On this date in history, 8/6/2016, The Return Of The Dreads Tour invaded Deer Creek with a blast of high energy rock. Rob Zombie, Korn, and In This Moment were the bands, all bringing their own distinctive flavor to a concert full of great lights, stage sets, and wild theatrics. In This Moment began the proceedings with a well crafted performance that showcased Maria Brink's powerful voice and penchant for dramatic showmanship. I hadn't seen them since earlier in their career and was pretty surprised at how different their whole presentation had become. I prefer their older songs, but recognize that the crowd was totally on board with what they were doing, so I'm glad it is working for them. Korn followed, and took to the stage with a vengeance, fully energized with the original guitar tag team of Munky and Head locked into their monstrous groove behind the frenetic performance of Jonathan Davis, vocals dripping with emotion from the depths of his tortured soul. Rob Zombie headlined with the best performance I have seen him deliver to date. This is saying a lot, as I have seen him play crushing sets with White Zombie and many stellar shows with his always impeccable solo band. John 5 in particular, just gets better and better, probably one of the best lead guitarists in rock. Ginger Fish on drums and formally of Marilyn Manson's band (like John 5, another Manson refugee) had fully transitioned to Zombie's style of shock rock dynamics, and the result was apparent as the band just decimated the capacity crowd. As if the music wasn't enough, the lights and over the top theatrics and props just made this show a sensory overload of the best kind. May Rob Zombie continue to tour for decades to come!

Written By Braddon S Williams aka The Concert Critic

On This Date in History

On this date in history, 7/29/2017, Korn brought the Serenity Of Summer Tour to Deer Creek, in Noblesville, IN. The tour had different opening acts in various locations, but our show featured Stone Sour, YelaWolf, and Ded.

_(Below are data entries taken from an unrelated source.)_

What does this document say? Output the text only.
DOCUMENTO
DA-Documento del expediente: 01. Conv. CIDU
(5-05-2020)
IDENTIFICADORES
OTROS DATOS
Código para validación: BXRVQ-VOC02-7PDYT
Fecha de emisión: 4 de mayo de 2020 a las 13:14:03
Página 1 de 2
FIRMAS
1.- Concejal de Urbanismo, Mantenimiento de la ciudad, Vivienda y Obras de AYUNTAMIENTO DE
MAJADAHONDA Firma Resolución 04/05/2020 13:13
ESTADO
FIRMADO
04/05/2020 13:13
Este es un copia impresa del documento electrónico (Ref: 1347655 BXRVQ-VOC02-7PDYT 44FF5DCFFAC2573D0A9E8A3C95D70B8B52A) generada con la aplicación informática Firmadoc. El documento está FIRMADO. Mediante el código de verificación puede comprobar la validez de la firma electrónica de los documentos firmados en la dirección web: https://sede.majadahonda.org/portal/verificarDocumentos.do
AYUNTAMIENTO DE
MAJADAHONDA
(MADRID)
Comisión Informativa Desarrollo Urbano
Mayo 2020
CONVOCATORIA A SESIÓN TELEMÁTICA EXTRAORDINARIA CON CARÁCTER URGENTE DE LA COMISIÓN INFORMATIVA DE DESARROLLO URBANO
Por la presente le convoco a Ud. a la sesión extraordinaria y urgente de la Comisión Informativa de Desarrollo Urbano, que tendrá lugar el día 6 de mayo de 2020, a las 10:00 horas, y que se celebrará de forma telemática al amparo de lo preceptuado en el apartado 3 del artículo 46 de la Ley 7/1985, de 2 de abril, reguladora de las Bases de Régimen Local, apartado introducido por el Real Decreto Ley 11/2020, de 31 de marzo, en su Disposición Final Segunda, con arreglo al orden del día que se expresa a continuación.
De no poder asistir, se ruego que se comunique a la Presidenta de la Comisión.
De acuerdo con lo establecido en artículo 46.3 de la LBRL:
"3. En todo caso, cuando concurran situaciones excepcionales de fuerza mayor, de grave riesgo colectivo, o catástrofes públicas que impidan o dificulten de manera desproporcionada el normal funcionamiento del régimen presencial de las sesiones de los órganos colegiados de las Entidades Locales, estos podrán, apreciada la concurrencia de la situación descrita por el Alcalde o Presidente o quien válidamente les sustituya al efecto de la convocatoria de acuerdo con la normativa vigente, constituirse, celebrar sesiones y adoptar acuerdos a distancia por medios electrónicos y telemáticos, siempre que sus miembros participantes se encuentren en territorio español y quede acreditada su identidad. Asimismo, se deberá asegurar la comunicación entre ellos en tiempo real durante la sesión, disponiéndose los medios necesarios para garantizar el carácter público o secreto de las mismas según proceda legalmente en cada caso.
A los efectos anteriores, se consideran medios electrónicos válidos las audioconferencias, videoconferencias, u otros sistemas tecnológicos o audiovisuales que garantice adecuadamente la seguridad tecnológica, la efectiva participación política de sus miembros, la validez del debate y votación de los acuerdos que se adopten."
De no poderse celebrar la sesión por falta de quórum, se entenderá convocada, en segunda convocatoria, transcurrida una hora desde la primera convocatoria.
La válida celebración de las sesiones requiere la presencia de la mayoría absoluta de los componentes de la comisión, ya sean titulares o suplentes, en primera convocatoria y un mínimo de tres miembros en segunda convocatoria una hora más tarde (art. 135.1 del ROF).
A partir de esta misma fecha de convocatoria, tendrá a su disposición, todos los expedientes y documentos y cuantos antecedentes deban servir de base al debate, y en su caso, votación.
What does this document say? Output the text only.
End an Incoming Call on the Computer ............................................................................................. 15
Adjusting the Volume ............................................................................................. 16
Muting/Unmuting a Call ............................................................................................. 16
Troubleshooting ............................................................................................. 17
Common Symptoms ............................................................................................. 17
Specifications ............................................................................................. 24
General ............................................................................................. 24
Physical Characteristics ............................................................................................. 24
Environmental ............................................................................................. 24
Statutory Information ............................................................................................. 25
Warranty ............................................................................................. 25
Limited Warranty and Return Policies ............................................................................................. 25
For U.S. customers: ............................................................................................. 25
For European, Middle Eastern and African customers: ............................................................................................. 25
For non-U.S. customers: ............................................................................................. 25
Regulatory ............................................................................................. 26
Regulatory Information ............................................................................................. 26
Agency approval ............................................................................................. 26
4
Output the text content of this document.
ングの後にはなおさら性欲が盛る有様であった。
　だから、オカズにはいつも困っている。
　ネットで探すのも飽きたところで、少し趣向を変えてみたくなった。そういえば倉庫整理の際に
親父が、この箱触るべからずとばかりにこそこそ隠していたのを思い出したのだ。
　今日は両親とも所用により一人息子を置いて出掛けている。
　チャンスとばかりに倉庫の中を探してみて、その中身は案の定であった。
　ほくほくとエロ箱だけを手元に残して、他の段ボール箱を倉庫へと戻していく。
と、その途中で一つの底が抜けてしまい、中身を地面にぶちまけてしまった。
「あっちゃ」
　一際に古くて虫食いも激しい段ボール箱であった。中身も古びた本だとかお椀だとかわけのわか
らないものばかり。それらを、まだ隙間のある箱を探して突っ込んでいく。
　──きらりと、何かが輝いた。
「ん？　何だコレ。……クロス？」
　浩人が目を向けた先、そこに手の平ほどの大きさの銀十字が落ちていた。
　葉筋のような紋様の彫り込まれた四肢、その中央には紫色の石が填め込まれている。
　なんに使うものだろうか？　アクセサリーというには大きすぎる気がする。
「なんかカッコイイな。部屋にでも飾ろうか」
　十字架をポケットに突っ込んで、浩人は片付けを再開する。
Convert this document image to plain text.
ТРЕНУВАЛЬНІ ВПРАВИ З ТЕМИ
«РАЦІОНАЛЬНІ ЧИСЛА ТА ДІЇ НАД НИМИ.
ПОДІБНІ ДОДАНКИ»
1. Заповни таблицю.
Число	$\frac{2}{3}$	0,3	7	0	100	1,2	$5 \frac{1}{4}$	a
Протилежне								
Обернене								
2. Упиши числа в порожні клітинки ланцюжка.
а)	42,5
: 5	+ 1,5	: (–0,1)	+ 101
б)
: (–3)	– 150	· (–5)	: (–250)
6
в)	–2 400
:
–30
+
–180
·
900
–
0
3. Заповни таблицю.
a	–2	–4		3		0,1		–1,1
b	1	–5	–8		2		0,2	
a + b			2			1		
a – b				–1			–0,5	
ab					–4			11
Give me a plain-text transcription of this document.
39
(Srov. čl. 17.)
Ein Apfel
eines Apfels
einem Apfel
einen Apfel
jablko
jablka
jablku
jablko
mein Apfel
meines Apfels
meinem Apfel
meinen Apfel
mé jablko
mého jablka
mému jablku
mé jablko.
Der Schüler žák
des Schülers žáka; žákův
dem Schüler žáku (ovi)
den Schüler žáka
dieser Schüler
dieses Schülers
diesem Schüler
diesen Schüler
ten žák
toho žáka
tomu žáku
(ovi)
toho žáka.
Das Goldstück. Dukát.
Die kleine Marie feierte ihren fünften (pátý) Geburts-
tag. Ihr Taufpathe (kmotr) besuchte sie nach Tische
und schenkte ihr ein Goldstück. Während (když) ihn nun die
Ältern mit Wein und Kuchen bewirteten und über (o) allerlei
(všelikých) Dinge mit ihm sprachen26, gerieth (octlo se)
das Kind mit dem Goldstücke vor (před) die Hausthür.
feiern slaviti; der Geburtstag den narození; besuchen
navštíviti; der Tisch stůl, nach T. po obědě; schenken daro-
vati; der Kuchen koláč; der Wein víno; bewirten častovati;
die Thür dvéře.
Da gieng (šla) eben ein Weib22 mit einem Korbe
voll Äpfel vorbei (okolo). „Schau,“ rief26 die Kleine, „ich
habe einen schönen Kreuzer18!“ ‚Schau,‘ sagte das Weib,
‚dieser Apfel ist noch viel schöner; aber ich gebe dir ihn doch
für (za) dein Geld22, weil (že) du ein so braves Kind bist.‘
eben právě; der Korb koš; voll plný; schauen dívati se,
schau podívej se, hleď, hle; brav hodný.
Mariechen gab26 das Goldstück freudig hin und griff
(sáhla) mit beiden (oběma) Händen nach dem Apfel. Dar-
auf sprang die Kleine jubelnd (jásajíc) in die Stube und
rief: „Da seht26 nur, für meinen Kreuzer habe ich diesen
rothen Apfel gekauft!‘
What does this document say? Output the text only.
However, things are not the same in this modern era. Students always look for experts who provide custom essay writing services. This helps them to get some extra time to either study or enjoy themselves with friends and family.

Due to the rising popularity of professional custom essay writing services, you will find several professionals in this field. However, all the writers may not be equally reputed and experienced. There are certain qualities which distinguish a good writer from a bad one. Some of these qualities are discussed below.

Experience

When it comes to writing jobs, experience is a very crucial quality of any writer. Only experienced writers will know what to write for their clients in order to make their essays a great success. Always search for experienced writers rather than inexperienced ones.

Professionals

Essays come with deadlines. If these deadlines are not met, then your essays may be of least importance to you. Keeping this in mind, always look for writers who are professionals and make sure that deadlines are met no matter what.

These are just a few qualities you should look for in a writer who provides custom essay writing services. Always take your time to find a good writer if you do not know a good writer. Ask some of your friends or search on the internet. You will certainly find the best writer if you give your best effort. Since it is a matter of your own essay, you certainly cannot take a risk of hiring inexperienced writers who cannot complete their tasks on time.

Ded opened the show with a burst of energy, sounding like they have done their homework at emulating some of their musical heroes. The first song sounded like Slipknot lite, and the second one featured the singer doing quite a decent job of sounding like the recently departed Chester Bennington. The only problem for me was a lack of any distinguishing original characteristics in their songs. Every song and every riff called to mind something I have heard by other bands. Perhaps these guys will stick together and develop their own groove over time. They played and sang well, and had plenty of energy, so they have good things to build on. I wish them well in finding something to distinguish them from the pack. YelaWolf was next, and for what it was, it hit its mark. I'm not a big fan of the "2 turntables and a microphone" approach, but the crowd seemed pretty responsive to it. The front man/rapper obviously has skill at his profession. I couldn't do what he does, so I have to recognize that he has talent, but I don't want to hear too much of it, either. Stone Sour played a good set, but I felt their mix was a little on the murky side. Corey Taylor sang great (as usual) and the band were on point instrumentally. I prefer Taylor's other band (Slipknot, for those of you who may not know…there may still be a few of you out there!) and admit I'm not familiar with Stone Sour's entire catalog. Nevertheless, they would have benefited from more clarity and more volume in their mix. Korn proved without a doubt why they are still a headliner all these years into their career. Jonathan Davis was a non-stop whirlwind of movement, singing with savage intensity and navigating the band through a virtual tour of their best material. All the highlights were covered and a superior sound mix and light show completed a stellar performance from a band still convincingly in their prime.